Oysa ilan, benim için nesnel kanıttır. Çünkü o günün insanını, toplumun yönsemelerini gösteren belgesel bir yanı var.

*

ŞİMDİ, yeni cafelerin bir bölümünde gazeteler, haftalık dergiler bulunduruluyor.

Sergideki bir kıraathane ilanında, bütün günlük gazetelerin, kitapların, yeni yayınların bulunduğu belirtiliyor. Yeni bir kıraathane işletmecisinin de o kıraathaneye transfer olduğu özellikle yazılmış.

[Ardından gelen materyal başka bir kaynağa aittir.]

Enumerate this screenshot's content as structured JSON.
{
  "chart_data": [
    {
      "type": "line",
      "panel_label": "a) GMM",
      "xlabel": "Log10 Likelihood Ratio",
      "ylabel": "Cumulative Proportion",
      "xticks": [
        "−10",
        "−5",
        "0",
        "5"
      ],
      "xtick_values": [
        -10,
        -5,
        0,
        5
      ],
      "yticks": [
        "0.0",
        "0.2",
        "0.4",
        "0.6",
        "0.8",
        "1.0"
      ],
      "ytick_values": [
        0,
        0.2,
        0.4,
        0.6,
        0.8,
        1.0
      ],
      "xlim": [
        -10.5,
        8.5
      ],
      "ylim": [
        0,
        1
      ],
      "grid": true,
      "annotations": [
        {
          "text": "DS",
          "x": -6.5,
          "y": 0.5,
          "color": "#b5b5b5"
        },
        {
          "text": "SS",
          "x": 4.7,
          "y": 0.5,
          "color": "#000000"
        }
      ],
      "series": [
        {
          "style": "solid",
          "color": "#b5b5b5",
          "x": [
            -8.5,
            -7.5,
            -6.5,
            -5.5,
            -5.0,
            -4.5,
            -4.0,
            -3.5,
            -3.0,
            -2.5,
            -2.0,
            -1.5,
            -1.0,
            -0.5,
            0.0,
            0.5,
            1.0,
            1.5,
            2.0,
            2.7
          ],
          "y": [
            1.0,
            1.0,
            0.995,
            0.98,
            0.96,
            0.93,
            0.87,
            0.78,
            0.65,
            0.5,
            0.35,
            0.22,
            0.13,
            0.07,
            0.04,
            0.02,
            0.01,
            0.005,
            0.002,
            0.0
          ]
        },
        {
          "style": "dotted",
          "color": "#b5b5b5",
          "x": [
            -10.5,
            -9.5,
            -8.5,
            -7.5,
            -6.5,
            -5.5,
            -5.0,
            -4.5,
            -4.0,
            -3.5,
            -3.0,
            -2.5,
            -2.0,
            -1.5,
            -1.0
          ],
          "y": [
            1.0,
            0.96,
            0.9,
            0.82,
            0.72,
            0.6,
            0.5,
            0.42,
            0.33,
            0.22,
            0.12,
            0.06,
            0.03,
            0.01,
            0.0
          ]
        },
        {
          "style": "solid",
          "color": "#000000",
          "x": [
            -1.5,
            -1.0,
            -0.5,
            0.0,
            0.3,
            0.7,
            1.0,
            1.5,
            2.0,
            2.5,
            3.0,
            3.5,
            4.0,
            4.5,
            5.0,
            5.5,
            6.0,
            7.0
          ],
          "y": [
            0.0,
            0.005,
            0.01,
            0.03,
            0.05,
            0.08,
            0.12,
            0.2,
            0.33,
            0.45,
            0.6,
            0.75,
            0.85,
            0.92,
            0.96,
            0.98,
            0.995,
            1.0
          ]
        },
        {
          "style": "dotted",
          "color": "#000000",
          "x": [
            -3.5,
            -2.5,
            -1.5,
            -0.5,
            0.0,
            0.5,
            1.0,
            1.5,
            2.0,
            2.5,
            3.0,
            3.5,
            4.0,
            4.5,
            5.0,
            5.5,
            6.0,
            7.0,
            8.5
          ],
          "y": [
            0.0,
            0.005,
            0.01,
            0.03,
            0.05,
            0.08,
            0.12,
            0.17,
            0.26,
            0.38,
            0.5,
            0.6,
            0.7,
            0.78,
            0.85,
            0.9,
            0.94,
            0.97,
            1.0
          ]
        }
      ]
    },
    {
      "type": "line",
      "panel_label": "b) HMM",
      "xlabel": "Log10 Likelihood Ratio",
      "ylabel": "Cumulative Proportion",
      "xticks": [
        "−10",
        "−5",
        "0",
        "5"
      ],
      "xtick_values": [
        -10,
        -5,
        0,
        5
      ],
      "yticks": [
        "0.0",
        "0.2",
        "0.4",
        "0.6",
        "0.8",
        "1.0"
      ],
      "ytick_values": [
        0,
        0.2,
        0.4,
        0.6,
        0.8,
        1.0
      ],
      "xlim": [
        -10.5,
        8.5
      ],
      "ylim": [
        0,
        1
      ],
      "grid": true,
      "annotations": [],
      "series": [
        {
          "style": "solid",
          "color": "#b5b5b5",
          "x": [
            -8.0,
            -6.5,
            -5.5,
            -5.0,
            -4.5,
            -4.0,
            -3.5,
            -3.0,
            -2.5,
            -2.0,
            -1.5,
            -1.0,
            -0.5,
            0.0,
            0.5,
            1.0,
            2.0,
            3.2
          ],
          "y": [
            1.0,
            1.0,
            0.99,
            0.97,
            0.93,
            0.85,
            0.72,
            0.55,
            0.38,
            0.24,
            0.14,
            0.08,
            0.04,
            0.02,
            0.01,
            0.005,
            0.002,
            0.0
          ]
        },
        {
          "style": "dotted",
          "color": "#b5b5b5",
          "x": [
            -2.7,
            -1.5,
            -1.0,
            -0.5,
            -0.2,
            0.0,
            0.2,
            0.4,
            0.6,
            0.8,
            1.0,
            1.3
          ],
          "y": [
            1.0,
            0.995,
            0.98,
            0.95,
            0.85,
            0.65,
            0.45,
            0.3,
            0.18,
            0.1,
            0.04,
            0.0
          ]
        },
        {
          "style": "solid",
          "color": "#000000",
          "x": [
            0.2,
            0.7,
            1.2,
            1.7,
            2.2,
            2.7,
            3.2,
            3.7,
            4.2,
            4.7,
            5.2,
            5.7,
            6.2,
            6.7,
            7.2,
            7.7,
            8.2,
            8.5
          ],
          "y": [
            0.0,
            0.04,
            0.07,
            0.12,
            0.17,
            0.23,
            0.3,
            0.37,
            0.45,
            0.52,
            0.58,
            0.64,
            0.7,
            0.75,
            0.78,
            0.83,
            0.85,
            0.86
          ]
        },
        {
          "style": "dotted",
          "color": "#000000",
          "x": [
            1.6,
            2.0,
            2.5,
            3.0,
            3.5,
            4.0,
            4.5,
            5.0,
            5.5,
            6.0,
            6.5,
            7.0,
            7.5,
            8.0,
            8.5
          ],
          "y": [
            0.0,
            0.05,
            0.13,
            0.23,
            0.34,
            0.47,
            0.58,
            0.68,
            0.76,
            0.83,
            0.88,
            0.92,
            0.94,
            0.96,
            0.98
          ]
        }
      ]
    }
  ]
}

Dünden bugüne okuma açısından tersine yürüyüşümüzün belgesi sayılabilir mi?

Kitap, dergi var diye, bugün bir cafe ilanı acaba kaç kişiyi o mekana çeker?

Hele eğlence ilanları ayrı bir kültürün dününden bize sahneler sunuyor.

Safiye'den Müzeyyen'e kadar çeşitli solistlerin söylediği gazinoların adları sıralanmış.

Hanendelerle birlikte sazendelerin de adları veriliyor.

Zamanın ünlü bestecisi ve icracısı Aleko Efendi'nin (Bacanos) adının altında, ‘‘kardeşi piyanist, udi Yorgi Efendi de (Bacanos) gazinomuzda’’ deniliyor.

Hele güzellik kremlerinin ilanlarının inandırıcı olması için gösterilen çaba bugün bize gülünç gelebilir.

Paris'te kremi kullanan bayanın adı ve adresi bile veriliyor.

Onun yararı konusunda, şüpheye düşrseniz, bir zahmet, Paris'e gidip canlı örneğini görebilirsiniz.

‘‘Sinirli hanımların nazarı dikkatine’’ ilanına gelince. Duş altında oturan bir hanım ve altında da sinirinden kurtulması için bir doktor tavsiyesi.

Hiç kuşkusuz, savaşlarda kaybolan yakınlarını arayanların ilanları, tarajik geçmişimizin en can yakıcı belgeleri.

Reklamların hayatımızdaki yerini, toplumun değişim ve gelişim çizgisini nasıl ortaya koyduklarını, Hürriyet'in ellinci yılı dolayısıyla hazırlanan ‘‘Amiral Gemisi'nin Seyir Defteri’’ni okuduktan sonra öğrendiğimi itiraf etmeliyim.

Çünkü orada, başkalarının yaşamını değil, kendimi buldum. Bu benim için en önemli kanıttı.

*

TARİH, çoğunlukla bize bugünü değerlendirmemizde yardımcı oluyor.

Özellikle reklamların dili çok şey söylüyor.